We may be tempted to assume that these represent individuals who are in need of a boost in self-esteem or who struggle with an unhealthy negativity. But, Iain Murray rebuts, "These are not the words of a depressive and an introvert. They are the feelings of one who has seen something of the greatness of his Saviour." 

And that is the whole point of the story of the sinful woman in Luke 7:36-50. Her tears and groveling at Jesus' feet are not symptoms that she has distorted view of her own self-worth. They are precisely the right response sinners should have to so great a Savior. And it is the very depth of her awareness of her sin that opens up the deepest channels of her experience of the love of God. Our experience of the sweetness of God's love isn't in spite of our sin, but in direct relation to it. God loves us wretches though we are--what glory! He who is forgiven much, loves much--and he who doesn't see much to forgive, will find little love. It was Paul's ever deepening sense of his sinfulness that led him to describe the "overflowing..grace...faith and love that are in Christ Jesus," (1 Tim 1:14).

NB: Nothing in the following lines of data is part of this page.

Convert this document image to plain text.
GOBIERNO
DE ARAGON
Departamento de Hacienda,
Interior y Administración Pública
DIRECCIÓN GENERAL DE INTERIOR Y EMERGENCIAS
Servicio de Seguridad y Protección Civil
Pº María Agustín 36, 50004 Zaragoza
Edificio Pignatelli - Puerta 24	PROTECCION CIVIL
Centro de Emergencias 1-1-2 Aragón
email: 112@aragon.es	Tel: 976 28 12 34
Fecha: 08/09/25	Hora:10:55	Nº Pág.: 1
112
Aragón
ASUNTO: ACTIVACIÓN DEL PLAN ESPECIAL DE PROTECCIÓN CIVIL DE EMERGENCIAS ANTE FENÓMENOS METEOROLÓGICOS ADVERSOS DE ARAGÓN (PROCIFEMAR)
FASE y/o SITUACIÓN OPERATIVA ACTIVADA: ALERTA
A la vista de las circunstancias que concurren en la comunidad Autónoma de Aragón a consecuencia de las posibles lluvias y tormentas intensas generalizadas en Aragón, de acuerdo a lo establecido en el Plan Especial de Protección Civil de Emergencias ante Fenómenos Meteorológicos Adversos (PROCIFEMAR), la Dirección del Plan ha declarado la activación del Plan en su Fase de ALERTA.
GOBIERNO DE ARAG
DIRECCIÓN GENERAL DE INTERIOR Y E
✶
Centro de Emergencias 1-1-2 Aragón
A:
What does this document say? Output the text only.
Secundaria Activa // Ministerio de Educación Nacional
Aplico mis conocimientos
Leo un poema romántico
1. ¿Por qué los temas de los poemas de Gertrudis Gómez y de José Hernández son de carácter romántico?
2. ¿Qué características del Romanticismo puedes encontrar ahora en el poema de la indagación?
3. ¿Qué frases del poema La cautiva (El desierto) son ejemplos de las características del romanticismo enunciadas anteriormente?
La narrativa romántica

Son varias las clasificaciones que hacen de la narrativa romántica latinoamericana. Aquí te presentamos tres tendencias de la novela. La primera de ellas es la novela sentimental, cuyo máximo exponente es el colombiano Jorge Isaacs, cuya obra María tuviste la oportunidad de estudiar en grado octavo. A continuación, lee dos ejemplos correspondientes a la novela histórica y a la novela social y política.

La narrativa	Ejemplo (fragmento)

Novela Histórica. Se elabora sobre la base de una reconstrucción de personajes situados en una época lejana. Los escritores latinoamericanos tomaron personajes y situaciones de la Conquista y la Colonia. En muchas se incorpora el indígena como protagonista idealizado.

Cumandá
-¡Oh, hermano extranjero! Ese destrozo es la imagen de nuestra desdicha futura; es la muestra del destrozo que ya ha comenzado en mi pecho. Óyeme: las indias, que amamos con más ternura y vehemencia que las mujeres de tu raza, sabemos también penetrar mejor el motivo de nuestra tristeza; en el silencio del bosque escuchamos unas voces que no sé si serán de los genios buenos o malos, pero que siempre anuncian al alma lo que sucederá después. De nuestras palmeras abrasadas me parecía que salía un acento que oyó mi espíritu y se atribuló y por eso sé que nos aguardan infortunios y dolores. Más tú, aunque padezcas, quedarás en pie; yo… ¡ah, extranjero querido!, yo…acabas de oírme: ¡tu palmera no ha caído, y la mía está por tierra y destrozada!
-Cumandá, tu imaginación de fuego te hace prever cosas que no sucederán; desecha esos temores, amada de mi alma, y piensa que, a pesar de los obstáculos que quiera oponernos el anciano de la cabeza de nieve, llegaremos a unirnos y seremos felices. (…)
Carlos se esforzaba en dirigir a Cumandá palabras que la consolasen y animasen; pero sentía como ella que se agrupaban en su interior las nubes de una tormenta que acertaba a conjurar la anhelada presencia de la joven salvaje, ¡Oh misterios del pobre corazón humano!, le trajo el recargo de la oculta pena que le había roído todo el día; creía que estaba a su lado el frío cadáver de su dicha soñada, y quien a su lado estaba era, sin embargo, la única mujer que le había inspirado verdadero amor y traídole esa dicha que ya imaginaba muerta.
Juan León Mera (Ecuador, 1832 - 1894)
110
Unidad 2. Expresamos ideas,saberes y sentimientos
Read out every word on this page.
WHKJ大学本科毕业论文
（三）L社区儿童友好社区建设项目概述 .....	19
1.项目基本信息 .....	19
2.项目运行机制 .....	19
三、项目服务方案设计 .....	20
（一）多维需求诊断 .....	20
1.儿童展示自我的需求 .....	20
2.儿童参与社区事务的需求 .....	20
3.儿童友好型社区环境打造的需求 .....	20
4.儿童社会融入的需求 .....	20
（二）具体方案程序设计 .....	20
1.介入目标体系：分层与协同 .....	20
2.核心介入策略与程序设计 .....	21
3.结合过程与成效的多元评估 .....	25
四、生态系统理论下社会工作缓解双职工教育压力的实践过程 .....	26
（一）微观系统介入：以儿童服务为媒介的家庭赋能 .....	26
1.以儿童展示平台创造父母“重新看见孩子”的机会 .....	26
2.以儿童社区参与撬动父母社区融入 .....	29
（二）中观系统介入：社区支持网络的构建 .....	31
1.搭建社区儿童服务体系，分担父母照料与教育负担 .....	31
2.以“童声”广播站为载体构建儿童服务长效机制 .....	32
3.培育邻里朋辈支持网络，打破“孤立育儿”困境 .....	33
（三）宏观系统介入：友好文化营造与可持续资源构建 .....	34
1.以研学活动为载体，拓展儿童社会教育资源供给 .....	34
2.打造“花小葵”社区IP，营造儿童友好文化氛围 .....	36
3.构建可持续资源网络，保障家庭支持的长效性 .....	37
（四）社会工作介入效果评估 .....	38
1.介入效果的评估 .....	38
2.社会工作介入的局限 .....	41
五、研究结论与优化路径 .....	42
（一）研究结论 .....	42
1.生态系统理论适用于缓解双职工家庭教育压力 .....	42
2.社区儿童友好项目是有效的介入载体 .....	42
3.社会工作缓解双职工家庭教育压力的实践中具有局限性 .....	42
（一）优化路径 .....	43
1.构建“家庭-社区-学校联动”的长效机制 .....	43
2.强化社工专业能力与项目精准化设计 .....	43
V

So, Dane Ortlund reminds us: "You cannot feel the weight of your sinfulness strongly enough." But, it is possible to dwell on the wretchedness of your sin and not bring it to Jesus. That would be a colossal mistake on par with the patient avoiding the doctor because they deem themselves too ill. It is our very illness and misery that drives us to the physician, and likewise it is our very wretched sinfulness that drives us to Jesus, the friend of sinners.

So, Ortlund concludes: "As you despair of yourself--agonizing over the desolation wrought by your failures, your weaknesses, your inadequacies--let that despair take you way down deep into honesty with yourself. For there you will find a friend, the living Lord Jesus himself, who will startle and surprise you with his gentle goodness as you leave Self behind, in repentance, and bank on him afresh, in faith," (Deeper, 43, 49).